Le 17 avril dernier, le professeur Thibault Martin a été arrêté à quelques pas de son bureau parce qu’il voulait se rendre à son bureau. L’arrestation, entièrement injustifiée et démesurément musclée, s’est produite sous l’œil attentif du secrétaire général de l’UQO, quelques minutes après que le recteur eut demandé l’assistance du Service de police de la Ville de Gatineau. Une assistance demandée en vertu de l’article 41 du code criminel qui « autorise » le recteur – en tant que responsable d’un bien immeuble -, et le SPVG – en tant que mandataire du recteur -, à employer la force pour éloigner un intrus. Le 17 avril, Thibault Martin, un éminent universitaire et enseignant de grande classe est devenu, aux yeux du recteur, un intrus, sans motif et sous prétexte qu’il fallait protéger un immeuble. Le 17 avril, en voulant sauver « l’immeuble », Jean Vaillancourt a brisé la communauté et il a rompu avec une tradition médiévale : la police ne franchit pas le seuil des églises et des universités depuis le Moyen-Age, sauf dans les régimes autoritaires.

Depuis le 17 avril, Jean Vaillancourt refuse de reconnaitre son erreur allant même jusqu’à dire que si c’était à refaire, il referait EXACTEMENT LA MÊME CHOSE. Une véritable insulte pour Thibault Martin, pour tous les étudiants qui ont été arrêtés, pour toute la communauté universitaire.Aujourd’hui nous savons que nulle part ailleurs au Québec, des directions d’établissements ont autorisé l’occupation policière des bâtiments et ce, même si plusieurs universités et collèges ont dû composer avec une injonction; nulle part ailleurs des arrestations ont été programmées comme ce fut le cas à l’UQO; nulle part ailleurs des professeurs et étudiants ont été arrêtés, expulsés, brutalisés par la police comme ce fut le cas à l’intérieur même des murs de l’UQO. Il était donc possible de FAIRE AUTREMENT.

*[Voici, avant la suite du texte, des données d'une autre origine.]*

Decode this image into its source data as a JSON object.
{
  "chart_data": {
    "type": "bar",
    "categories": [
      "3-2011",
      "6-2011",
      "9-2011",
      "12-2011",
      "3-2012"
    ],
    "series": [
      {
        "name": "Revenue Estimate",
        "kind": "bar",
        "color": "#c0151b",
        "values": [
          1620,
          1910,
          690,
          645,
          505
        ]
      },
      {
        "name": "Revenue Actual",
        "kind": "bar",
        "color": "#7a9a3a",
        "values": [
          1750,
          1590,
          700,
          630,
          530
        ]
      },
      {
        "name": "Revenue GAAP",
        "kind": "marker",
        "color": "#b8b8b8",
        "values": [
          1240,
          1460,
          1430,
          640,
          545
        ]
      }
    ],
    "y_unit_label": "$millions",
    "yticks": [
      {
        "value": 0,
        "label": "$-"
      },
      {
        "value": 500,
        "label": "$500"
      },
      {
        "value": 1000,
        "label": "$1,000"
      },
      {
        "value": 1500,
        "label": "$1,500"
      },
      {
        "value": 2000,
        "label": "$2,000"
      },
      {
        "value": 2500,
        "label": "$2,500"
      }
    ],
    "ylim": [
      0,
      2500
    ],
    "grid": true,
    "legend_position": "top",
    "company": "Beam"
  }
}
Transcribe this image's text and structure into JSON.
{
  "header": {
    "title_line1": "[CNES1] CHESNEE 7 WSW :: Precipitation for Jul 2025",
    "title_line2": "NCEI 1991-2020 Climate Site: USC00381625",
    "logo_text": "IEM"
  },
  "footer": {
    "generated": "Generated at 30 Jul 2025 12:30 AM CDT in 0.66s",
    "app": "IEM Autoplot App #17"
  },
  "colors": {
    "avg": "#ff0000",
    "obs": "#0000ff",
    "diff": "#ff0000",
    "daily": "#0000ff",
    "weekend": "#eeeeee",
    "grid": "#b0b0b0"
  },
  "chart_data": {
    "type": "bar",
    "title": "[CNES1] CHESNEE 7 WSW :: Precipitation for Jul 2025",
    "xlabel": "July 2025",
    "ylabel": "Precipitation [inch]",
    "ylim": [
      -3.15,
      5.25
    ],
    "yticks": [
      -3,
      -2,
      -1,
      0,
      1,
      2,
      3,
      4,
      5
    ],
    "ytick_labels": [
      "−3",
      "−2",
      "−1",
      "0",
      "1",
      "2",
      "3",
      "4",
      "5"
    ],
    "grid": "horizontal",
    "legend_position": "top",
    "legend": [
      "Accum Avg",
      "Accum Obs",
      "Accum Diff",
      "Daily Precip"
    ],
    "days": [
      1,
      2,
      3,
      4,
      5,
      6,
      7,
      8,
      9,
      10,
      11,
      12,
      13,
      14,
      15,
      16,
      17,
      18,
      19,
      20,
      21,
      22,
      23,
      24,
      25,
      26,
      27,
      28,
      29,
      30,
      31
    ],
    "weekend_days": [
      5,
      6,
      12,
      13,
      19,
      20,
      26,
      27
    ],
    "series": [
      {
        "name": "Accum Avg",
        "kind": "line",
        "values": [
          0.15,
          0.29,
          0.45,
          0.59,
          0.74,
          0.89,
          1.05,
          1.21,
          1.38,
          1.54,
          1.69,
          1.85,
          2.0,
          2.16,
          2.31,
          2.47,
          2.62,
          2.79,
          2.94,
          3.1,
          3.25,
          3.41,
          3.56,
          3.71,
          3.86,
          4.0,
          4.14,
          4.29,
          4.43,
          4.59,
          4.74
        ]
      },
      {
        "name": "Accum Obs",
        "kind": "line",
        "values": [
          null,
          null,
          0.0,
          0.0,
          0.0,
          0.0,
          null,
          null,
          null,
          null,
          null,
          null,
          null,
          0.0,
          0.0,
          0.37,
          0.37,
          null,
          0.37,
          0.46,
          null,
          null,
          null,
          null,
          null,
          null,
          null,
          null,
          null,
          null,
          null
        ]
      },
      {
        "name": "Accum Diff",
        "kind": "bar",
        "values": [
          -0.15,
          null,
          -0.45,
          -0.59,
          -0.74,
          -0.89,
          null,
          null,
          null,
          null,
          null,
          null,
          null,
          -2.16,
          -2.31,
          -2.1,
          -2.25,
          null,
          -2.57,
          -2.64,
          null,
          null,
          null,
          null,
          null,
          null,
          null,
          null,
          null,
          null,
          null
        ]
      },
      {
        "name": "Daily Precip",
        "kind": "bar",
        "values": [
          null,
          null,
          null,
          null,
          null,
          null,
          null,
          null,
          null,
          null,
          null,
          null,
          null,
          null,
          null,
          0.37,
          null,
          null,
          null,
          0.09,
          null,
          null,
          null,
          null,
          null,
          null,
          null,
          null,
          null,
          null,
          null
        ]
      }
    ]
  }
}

Réunis en assemblée générale le 1er mai dernier, les membres du syndicat des professeures et professeurs de l’UQO ont été unanimes à condamner la gestion catastrophique de la crise par la direction de l’UQO. Plus particulièrement, les professeurs ont été unanimes à condamner – et je cite – :

  • le recours aux forces policières sur le campus par la direction de l’UQO;
  • les arrestations, la violence sur le campus;
  • l’attitude de la direction de l’UQO face au traitement infligé au professeur Thibault Martin;
  • le refus ou l’omission des dirigeants de l‘UQO d‘intervenir pour empêcher les abus des forces policières, voire même la participation de certains dirigeants à ces abus.

Le 1er mai dernier, une majorité de professeurs ont demandé la démission du recteur Jean Vaillancourt et du secrétaire général Luc Maurice. Aujourd’hui, 18 juin, avec 2 mois de recul, ces démissions sont devenues des conditions sans lesquelles il sera impossible d’assurer à nouveau le bon fonctionnement et le développement de l’UQO.